La pensée chrétienne entre religion et philosophie

Résumé de la conférence de Emmanuel Falque, Directeur de recherche à la faculté de philosophie de l’Institut Catholique de Paris.

1. Introduction : Un héritage philosophique et théologique Emmanuel Falque, théologien et philosophe, présente une réflexion sur l’apologétique (défense de la foi), en s’appuyant sur Maurice Blondel et Henri de Lubac. Il annonce un projet de livre : Nouvelle lettre sur l’apologétique, en écho à la Lettre de Blondel (1896).

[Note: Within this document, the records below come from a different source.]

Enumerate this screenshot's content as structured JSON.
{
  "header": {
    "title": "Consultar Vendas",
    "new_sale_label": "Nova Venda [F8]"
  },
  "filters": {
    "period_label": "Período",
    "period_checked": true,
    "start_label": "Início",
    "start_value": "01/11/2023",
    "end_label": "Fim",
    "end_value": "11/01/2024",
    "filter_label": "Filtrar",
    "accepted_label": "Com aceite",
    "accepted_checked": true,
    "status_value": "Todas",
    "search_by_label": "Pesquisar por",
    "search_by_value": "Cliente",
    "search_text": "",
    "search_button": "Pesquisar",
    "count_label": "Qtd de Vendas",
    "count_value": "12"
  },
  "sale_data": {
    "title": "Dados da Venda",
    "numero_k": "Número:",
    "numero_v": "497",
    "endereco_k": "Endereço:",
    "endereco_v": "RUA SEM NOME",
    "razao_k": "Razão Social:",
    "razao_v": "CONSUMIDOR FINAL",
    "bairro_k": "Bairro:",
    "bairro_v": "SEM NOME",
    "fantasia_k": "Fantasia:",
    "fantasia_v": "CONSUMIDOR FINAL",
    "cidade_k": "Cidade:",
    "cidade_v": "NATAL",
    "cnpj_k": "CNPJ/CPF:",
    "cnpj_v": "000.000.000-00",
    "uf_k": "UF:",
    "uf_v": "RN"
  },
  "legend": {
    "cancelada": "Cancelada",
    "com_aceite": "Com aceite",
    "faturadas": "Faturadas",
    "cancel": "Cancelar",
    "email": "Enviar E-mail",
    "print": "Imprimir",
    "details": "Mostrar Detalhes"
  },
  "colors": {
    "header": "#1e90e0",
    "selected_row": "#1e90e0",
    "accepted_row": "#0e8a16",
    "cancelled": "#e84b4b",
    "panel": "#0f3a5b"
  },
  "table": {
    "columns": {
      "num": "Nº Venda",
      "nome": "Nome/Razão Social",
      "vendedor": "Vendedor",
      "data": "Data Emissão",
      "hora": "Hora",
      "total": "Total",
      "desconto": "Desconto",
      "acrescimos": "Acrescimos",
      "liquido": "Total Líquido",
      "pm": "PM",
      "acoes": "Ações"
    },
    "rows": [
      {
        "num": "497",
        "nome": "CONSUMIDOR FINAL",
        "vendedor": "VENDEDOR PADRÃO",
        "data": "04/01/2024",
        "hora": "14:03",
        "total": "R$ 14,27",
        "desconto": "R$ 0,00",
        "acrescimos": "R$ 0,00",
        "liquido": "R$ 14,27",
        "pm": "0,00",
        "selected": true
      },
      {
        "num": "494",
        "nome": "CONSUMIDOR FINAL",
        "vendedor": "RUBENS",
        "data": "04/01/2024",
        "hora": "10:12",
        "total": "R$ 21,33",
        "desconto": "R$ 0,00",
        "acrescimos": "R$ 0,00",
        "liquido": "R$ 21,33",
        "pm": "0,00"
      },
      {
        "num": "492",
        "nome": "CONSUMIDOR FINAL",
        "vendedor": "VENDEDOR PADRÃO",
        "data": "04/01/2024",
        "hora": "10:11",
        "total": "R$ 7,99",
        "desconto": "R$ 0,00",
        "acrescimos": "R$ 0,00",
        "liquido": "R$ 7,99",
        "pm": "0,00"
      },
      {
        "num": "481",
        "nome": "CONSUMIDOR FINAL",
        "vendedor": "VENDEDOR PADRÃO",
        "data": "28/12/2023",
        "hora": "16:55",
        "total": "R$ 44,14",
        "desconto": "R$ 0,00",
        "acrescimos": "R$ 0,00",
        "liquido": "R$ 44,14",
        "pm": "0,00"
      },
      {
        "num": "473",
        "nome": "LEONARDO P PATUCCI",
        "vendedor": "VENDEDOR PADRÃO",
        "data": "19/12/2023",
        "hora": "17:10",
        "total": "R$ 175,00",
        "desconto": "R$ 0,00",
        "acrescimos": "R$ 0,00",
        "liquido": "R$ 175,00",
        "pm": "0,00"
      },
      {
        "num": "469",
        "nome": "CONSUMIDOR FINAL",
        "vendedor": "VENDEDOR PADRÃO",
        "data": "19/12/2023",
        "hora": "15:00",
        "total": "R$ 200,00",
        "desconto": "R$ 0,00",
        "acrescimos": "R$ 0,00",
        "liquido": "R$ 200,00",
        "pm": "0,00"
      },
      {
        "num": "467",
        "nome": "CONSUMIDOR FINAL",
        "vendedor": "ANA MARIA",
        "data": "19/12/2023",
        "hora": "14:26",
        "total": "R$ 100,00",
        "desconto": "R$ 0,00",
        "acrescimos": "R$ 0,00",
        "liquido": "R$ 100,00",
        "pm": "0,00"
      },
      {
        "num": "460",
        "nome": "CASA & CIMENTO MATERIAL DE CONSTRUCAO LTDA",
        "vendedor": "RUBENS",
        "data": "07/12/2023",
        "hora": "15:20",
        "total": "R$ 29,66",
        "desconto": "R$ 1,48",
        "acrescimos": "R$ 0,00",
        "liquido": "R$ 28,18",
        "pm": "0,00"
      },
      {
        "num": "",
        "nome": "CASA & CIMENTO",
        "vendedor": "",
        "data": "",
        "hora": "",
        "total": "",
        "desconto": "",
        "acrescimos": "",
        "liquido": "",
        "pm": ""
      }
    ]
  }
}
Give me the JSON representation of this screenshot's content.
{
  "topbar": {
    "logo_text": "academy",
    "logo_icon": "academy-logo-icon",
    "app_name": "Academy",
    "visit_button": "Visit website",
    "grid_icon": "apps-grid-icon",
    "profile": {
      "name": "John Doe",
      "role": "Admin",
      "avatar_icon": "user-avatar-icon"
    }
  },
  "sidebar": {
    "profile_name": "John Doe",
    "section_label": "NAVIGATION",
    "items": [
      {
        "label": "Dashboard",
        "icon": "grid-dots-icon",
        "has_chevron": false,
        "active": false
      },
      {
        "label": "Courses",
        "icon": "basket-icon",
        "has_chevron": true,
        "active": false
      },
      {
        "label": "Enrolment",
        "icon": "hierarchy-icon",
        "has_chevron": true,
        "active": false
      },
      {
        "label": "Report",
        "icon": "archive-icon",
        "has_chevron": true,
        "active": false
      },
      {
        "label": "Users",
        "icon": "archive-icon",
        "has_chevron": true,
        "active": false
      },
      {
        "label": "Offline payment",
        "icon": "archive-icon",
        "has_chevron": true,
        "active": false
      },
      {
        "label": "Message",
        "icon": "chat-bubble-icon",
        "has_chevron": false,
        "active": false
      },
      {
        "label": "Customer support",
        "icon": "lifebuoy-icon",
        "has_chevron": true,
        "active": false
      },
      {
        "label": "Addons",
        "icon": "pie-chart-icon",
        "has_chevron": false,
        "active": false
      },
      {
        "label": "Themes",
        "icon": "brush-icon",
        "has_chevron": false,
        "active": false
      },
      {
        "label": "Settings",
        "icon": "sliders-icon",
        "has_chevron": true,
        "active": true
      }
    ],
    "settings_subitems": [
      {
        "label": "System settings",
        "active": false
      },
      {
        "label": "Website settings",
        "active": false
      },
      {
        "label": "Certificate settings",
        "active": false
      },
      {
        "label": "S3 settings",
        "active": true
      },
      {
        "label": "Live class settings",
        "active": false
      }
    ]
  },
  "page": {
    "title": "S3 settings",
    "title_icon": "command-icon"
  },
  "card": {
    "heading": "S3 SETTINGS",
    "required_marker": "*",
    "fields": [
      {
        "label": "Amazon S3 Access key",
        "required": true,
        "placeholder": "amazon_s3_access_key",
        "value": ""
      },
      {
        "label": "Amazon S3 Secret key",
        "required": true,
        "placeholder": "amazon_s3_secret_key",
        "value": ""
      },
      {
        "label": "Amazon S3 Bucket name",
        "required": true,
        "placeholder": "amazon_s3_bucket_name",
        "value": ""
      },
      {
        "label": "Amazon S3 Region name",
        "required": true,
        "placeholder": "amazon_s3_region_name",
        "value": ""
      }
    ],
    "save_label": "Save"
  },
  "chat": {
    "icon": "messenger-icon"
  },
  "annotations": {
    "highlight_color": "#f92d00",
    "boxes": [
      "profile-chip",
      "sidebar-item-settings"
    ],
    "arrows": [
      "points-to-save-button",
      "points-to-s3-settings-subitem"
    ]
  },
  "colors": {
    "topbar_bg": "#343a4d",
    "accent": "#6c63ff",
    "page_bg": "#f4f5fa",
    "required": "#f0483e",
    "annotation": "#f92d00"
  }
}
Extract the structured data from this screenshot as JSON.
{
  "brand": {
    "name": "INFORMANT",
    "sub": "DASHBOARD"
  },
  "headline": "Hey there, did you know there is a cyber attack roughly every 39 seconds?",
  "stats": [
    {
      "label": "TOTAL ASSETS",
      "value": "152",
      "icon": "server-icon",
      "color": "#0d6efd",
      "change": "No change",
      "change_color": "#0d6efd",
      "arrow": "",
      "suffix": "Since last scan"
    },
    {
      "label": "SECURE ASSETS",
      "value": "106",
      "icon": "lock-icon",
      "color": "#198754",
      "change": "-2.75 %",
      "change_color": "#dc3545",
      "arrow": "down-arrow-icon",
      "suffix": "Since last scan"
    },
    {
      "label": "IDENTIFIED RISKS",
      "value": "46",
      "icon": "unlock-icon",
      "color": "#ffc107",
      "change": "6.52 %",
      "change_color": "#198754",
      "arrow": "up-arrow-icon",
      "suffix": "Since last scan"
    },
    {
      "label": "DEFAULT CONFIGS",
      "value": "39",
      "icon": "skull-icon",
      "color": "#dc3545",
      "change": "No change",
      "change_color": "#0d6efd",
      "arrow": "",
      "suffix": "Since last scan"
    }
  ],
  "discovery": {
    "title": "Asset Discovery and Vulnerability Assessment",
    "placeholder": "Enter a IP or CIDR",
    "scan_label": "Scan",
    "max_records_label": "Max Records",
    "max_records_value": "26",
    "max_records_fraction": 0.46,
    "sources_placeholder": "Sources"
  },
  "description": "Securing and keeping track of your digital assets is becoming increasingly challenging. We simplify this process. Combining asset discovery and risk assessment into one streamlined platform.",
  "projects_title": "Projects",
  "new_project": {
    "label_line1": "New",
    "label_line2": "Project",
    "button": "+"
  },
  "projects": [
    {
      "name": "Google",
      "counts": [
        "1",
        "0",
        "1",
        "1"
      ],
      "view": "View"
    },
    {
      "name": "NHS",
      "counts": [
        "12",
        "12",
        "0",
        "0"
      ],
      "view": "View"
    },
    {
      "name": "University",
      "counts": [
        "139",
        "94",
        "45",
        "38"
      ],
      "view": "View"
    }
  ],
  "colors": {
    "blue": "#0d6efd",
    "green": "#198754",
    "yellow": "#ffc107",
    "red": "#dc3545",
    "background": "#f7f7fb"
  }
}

2. L’apologétique : un genre perdu ? L’apologétique, art de « rendre raison de sa foi », a évolué : des Pères de l’Église (Origène, Irénée) aux débats modernes sur l’athéisme. Falque souligne son actualité, malgré son déclin apparent.

3. Blondel et de Lubac : deux piliers Blondel, accusé d’immanentisme, défend l’idée que le surnaturel est nécessaire mais inaccessible. De Lubac, auteur du Drame de l’humanisme athée (1943), explore le conflit entre foi et modernité.

4. Le défi contemporain : l’athéisme Falque distingue trois formes d’athéisme : Tragique (de Lubac, face au nazisme), Militant (Sartre, Camus), Cohérent (aujourd’hui, indifférence ou intérêt culturel pour le christianisme).

5. Une apologétique renouvelée Il propose une apologétique ad extra (tournée vers l’autre) et non d’imposition : dialoguer sans chercher à convertir, mais en reconnaissant que l’autre compte pour nous. 6. La question du désir du surnaturel Contrairement à l’idée d’un désir naturel de Dieu (thèse de la nature pure), Falque affirme que ce désir est mis en nous par Dieu, mais ne s’impose pas comme évidence.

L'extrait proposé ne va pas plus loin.